EXPLOSION IN CAR PARK CALLED TERRORISM.
Five cars and a minibus were
destroyed in an explosion in Vladivostok, Interfax reported on 31 July. The
explosion occurred in the parking lot of the joint-stock company
Dalzavodservis, and Interfax referred to it as an act of terrorism. The
three-year-old Dalzavodservis company buys cars in Japan and sells them in
Russia's eastern territories. -- Alaina Lemon, OMRI, Inc.
BURYAT FUNDS GO TO BAIKAL.
The government of Buryatiya has allocated
almost 10 million rubles ($2,300) to the preservation of Baikal, ITAR-TASS
reported on 31 July. The money will pay for the construction and reconstruction
of heating sources for settlements in the reservoir zone of Baikal and for
equipping the republic's buses with exhaust filters. The presidential press
service and the government stated that the measures are part of a complex
federal program for preserving Baikal. ITAR-TASS did not mention whether any
funds had been allocated to maintaining the ecological balance of the lake
itself, which is affected in several areas by industrial waste. -- Alaina
Lemon, OMRI, Inc.
RUSSO-CHINESE BORDER GROUP ENDS MEETING.
The head of Russian delegation
to the sixth round of the Russian-Chinese Border Demarcation Commission
expressed satisfaction with the results of the latest talks. The Foreign
Ministry's special envoy, Genrich Kireev, told ITAR-TASS on 28 July that the
commission had "settled many issues" and signed several protocols at its
meetings in Chita. A seventh round is to be held at a future date in China. --
Doug Clarke, OMRI, Inc.
SECURITIES EXCHANGE COMMISSION APPROVES MUTUAL FUND RULES.

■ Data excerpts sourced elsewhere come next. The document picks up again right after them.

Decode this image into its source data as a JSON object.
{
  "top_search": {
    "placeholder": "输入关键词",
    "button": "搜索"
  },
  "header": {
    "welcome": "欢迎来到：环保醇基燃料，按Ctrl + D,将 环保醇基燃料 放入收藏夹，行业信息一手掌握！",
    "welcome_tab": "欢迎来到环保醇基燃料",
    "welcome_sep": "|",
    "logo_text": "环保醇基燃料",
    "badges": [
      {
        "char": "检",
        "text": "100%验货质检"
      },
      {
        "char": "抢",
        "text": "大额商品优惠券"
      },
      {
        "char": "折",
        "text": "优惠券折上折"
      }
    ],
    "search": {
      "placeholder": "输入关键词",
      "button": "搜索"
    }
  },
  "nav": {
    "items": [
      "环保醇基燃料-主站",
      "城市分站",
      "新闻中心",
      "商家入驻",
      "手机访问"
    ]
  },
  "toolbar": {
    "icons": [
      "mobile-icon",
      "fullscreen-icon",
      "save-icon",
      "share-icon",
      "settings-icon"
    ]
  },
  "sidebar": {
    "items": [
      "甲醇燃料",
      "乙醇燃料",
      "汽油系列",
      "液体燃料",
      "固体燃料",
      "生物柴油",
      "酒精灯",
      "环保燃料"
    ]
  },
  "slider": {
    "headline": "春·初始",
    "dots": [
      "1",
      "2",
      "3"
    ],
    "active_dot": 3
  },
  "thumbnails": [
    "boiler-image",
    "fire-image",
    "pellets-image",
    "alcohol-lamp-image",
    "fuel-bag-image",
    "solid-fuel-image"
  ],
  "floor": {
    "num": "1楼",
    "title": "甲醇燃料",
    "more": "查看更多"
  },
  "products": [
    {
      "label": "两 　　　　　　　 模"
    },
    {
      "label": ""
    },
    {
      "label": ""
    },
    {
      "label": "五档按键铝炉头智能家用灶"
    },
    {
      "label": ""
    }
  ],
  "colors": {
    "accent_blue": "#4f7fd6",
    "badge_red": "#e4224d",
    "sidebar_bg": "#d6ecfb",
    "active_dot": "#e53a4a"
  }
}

attract billions of dollars hoarded by ordinary Russians, Russia's Securities
Exchange Commission approved rules to create a network of mutual funds, Russian
and Western media reported on 28 July. The funds, in contrast to the so-called
investment funds that mushroomed after the country launched its privatization
campaign, will be required to provide detailed information about their
investment activities and full financial details to shareholders, according to
Dmitrii Vasilev, the Securities Exchange Commission director. Last year,
thousands of investors lost money by investing in pyramid schemes. Investors
are also distrustful of depositing money in banks, for fear that opening
accounts will lead to financial scrutiny from the tax authorities or even the
mafia. -- Thomas Sigel, OMRI, Inc.
CENTRAL BANK TO TIGHTEN CONTROL OVER HARD CURRENCY.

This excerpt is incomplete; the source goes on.